Comprehensions and Combinations

If you are working on a project in which you must enumerate, traverse, and/or test every possible combination of elements from one or more finite (or even infinite) collections, Python provides a variety of ways to do so. This article reviews some of the syntactically concise ways to do so, while also addressing some relevant memory utilization aspects. In particular, the focus is on comprehension syntax as foundational building block that can be employed in conjunction with functions and recursion.

Conventions for Terminology and Notation

In order to maintain consistency across examples and to keep outputs deterministic, this articles follows the conventions enumerated below.
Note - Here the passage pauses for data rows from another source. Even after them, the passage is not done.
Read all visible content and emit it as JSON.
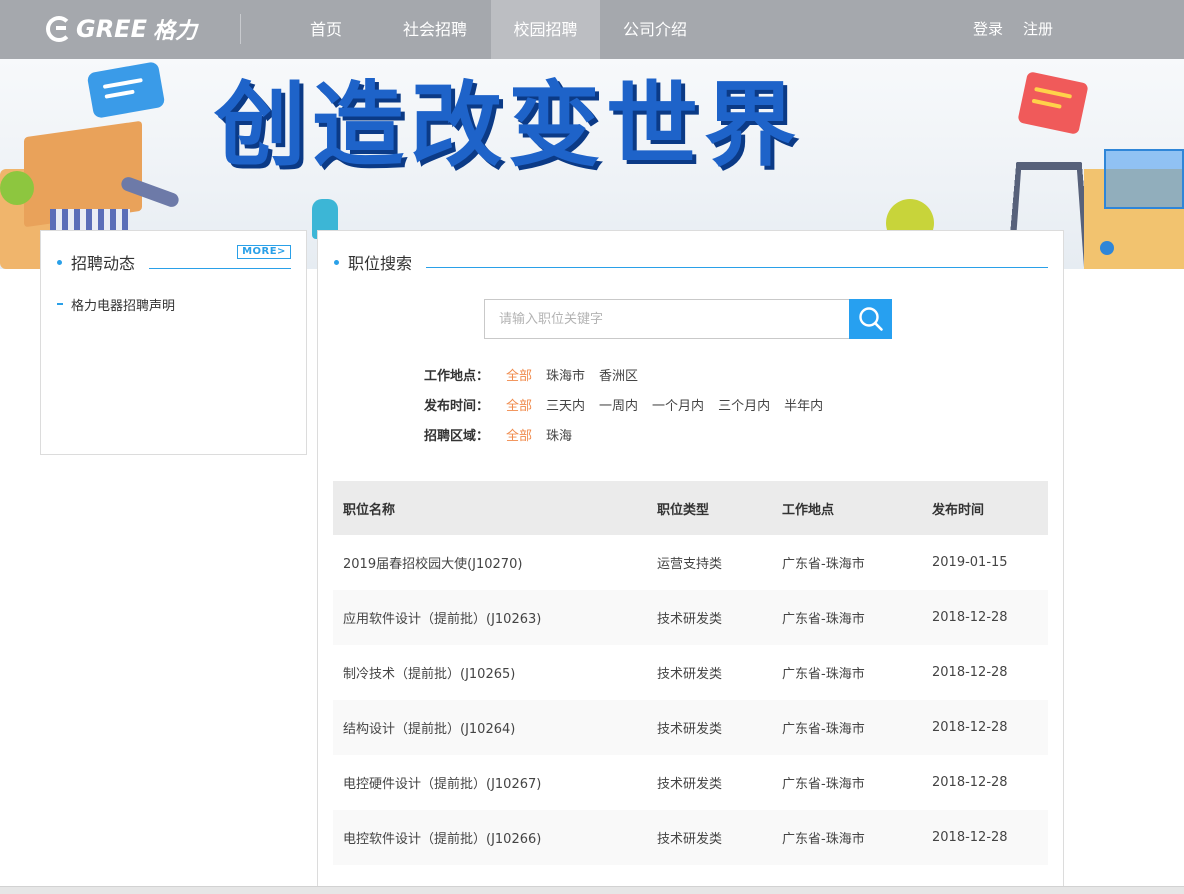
{
  "nav": {
    "logo_text": "GREE",
    "logo_cn": "格力",
    "items": [
      {
        "label": "首页",
        "active": false
      },
      {
        "label": "社会招聘",
        "active": false
      },
      {
        "label": "校园招聘",
        "active": true
      },
      {
        "label": "公司介绍",
        "active": false
      }
    ],
    "login": "登录",
    "register": "注册"
  },
  "banner": {
    "slogan": "创造改变世界"
  },
  "news_panel": {
    "title": "招聘动态",
    "more_label": "MORE>",
    "items": [
      "格力电器招聘声明"
    ]
  },
  "search_panel": {
    "title": "职位搜索",
    "search_placeholder": "请输入职位关键字",
    "filters": {
      "location": {
        "label": "工作地点：",
        "options": [
          "全部",
          "珠海市",
          "香洲区"
        ],
        "selected": "全部"
      },
      "publish_time": {
        "label": "发布时间：",
        "options": [
          "全部",
          "三天内",
          "一周内",
          "一个月内",
          "三个月内",
          "半年内"
        ],
        "selected": "全部"
      },
      "region": {
        "label": "招聘区域：",
        "options": [
          "全部",
          "珠海"
        ],
        "selected": "全部"
      }
    }
  },
  "jobs_table": {
    "headers": [
      "职位名称",
      "职位类型",
      "工作地点",
      "发布时间"
    ],
    "rows": [
      {
        "name": "2019届春招校园大使(J10270)",
        "type": "运营支持类",
        "location": "广东省-珠海市",
        "date": "2019-01-15"
      },
      {
        "name": "应用软件设计（提前批）(J10263)",
        "type": "技术研发类",
        "location": "广东省-珠海市",
        "date": "2018-12-28"
      },
      {
        "name": "制冷技术（提前批）(J10265)",
        "type": "技术研发类",
        "location": "广东省-珠海市",
        "date": "2018-12-28"
      },
      {
        "name": "结构设计（提前批）(J10264)",
        "type": "技术研发类",
        "location": "广东省-珠海市",
        "date": "2018-12-28"
      },
      {
        "name": "电控硬件设计（提前批）(J10267)",
        "type": "技术研发类",
        "location": "广东省-珠海市",
        "date": "2018-12-28"
      },
      {
        "name": "电控软件设计（提前批）(J10266)",
        "type": "技术研发类",
        "location": "广东省-珠海市",
        "date": "2018-12-28"
      }
    ]
  },
  "colors": {
    "nav_bg": "#a5a8ad",
    "accent_blue": "#27a0f0",
    "active_filter": "#f08a4b"
  }
}
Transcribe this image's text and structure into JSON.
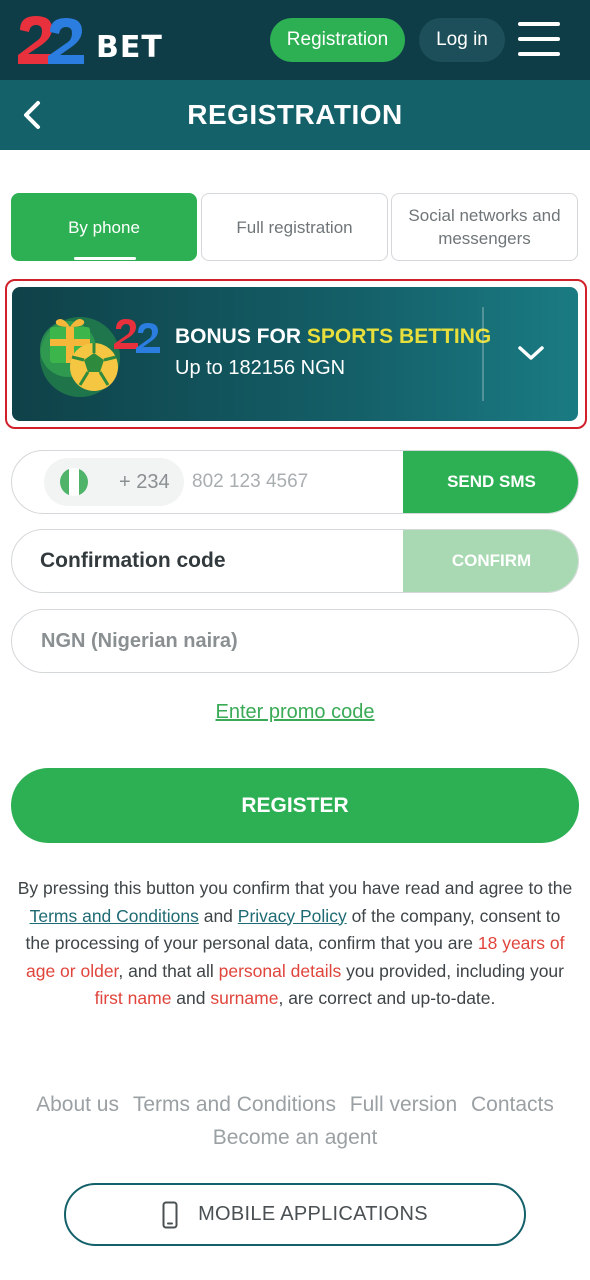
{
  "header": {
    "logo_text": "BET",
    "registration_label": "Registration",
    "login_label": "Log in"
  },
  "subheader": {
    "title": "REGISTRATION"
  },
  "tabs": [
    {
      "label": "By phone",
      "active": true
    },
    {
      "label": "Full registration",
      "active": false
    },
    {
      "label": "Social networks and messengers",
      "active": false
    }
  ],
  "bonus": {
    "title_prefix": "BONUS FOR ",
    "title_highlight": "SPORTS BETTING",
    "subtitle": "Up to 182156 NGN"
  },
  "phone": {
    "dial_code": "+ 234",
    "placeholder": "802 123 4567",
    "send_label": "SEND SMS"
  },
  "confirmation": {
    "placeholder": "Confirmation code",
    "confirm_label": "CONFIRM"
  },
  "currency": {
    "value": "NGN (Nigerian naira)"
  },
  "promo": {
    "label": "Enter promo code"
  },
  "register": {
    "label": "REGISTER"
  },
  "legal": {
    "t1": "By pressing this button you confirm that you have read and agree to the ",
    "terms": "Terms and Conditions",
    "t2": " and ",
    "privacy": "Privacy Policy",
    "t3": " of the company, consent to the processing of your personal data, confirm that you are ",
    "age": "18 years of age or older",
    "t4": ", and that all ",
    "details": "personal details",
    "t5": " you provided, including your ",
    "first_name": "first name",
    "t6": " and ",
    "surname": "surname",
    "t7": ", are correct and up-to-date."
  },
  "footer": {
    "links": [
      "About us",
      "Terms and Conditions",
      "Full version",
      "Contacts",
      "Become an agent"
    ],
    "mobile_apps": "MOBILE APPLICATIONS"
  },
  "colors": {
    "header_bg": "#0f3d47",
    "subheader_bg": "#14616a",
    "accent_green": "#2db053",
    "confirm_disabled": "#a8d9b2",
    "warning_red": "#e0443b",
    "highlight_yellow": "#e8df3c"
  },
  "icons": {
    "menu": "hamburger-icon",
    "back": "chevron-left-icon",
    "expand": "chevron-down-icon",
    "flag": "nigeria-flag-icon",
    "mobile": "smartphone-icon"
  }
}
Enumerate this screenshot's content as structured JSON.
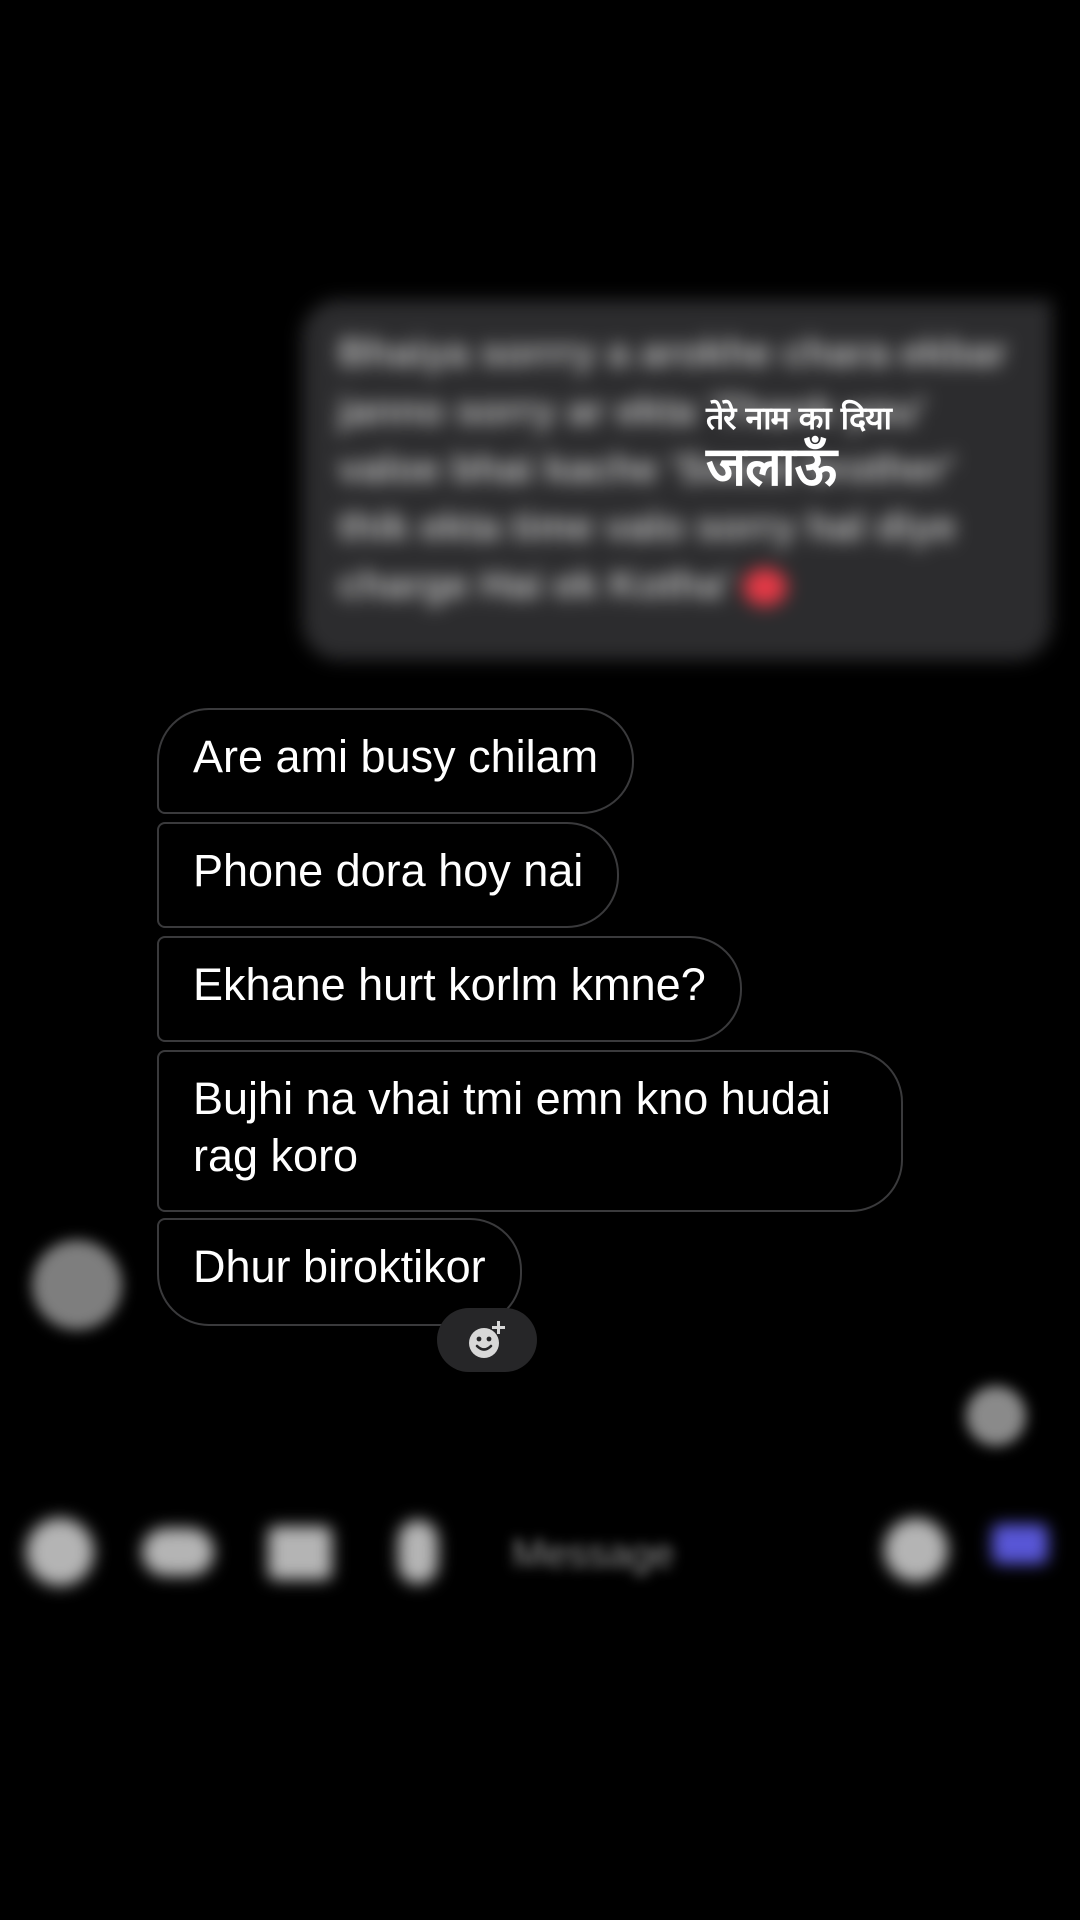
{
  "sent_message": {
    "text": "Bhaiya sorrry a arokhe chara ekbar janno sorry ar ekta 'Thank you' valoe bhai kache 'Sweet brother' thik ekta time valo sorry hal diye charge Hai ek Kotha'",
    "reaction": "heart"
  },
  "overlay_logo": {
    "line1": "तेरे नाम का दिया",
    "line2": "जलाऊँ"
  },
  "received_messages": [
    {
      "text": "Are ami busy chilam"
    },
    {
      "text": "Phone dora hoy nai"
    },
    {
      "text": "Ekhane hurt korlm kmne?"
    },
    {
      "text": "Bujhi na vhai tmi emn kno hudai rag koro"
    },
    {
      "text": "Dhur biroktikor"
    }
  ],
  "reaction_button": {
    "icon": "add-emoji-icon"
  },
  "composer": {
    "placeholder": "Message",
    "icons": [
      "camera-icon",
      "voice-icon",
      "gallery-icon",
      "mic-icon",
      "sticker-icon",
      "send-icon"
    ]
  },
  "colors": {
    "background": "#000000",
    "bubble_border": "#3a3a3c",
    "sent_bubble": "#2c2c2e",
    "send_accent": "#5856d6"
  }
}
  • Python lists are used to represent both collections that may have duplicates and sets that do not have duplicates. For example, the set $\{0, 1, 2\}$ is represented using [0, 1, 2].
  • When including multiple collections (e.g., $U$, $V$, and $W$) within a Cartesian product expression (e.g., $U \times V \times W$), the collections are called components of the Cartesian product.
  • When an output evaluates to an iterable, it is sometimes immediately consumed and turned into a list using the list function so that it can be reused throughout an example multiple times. In practice, this may not be necessary and may even be unnecessarily expensive in terms of both memory utilization and running time. This distinction is noted explicitly where applicable.
  • A single-letter variable x usually refers to individual elements in a collection, a variable such as xs usually refers to collections of elements, and a variable such as xss usually refers to a collection of collections.

Cartesian Products

One of the simplest scenarios is one in which it is necessary to generate every combination of elements from two or more collections, where each combination has one component from each collection. This corresponds to the Cartesian product of the collections. Python's comprehension syntax is a powerful language feature that, under the right circumstances, provides a way to implement such operations involving collections in a way that is concise and closely resembles widely used and recognized forms of mathematical notation. The example below demonstrates how this syntax can be used to build a Cartesian product of two lists.

In [1]:
[(x, y) for x in [0, 1, 2] for y in ["a", "b"]]
Out[1]:
[(0, 'a'), (0, 'b'), (1, 'a'), (1, 'b'), (2, 'a'), (2, 'b')]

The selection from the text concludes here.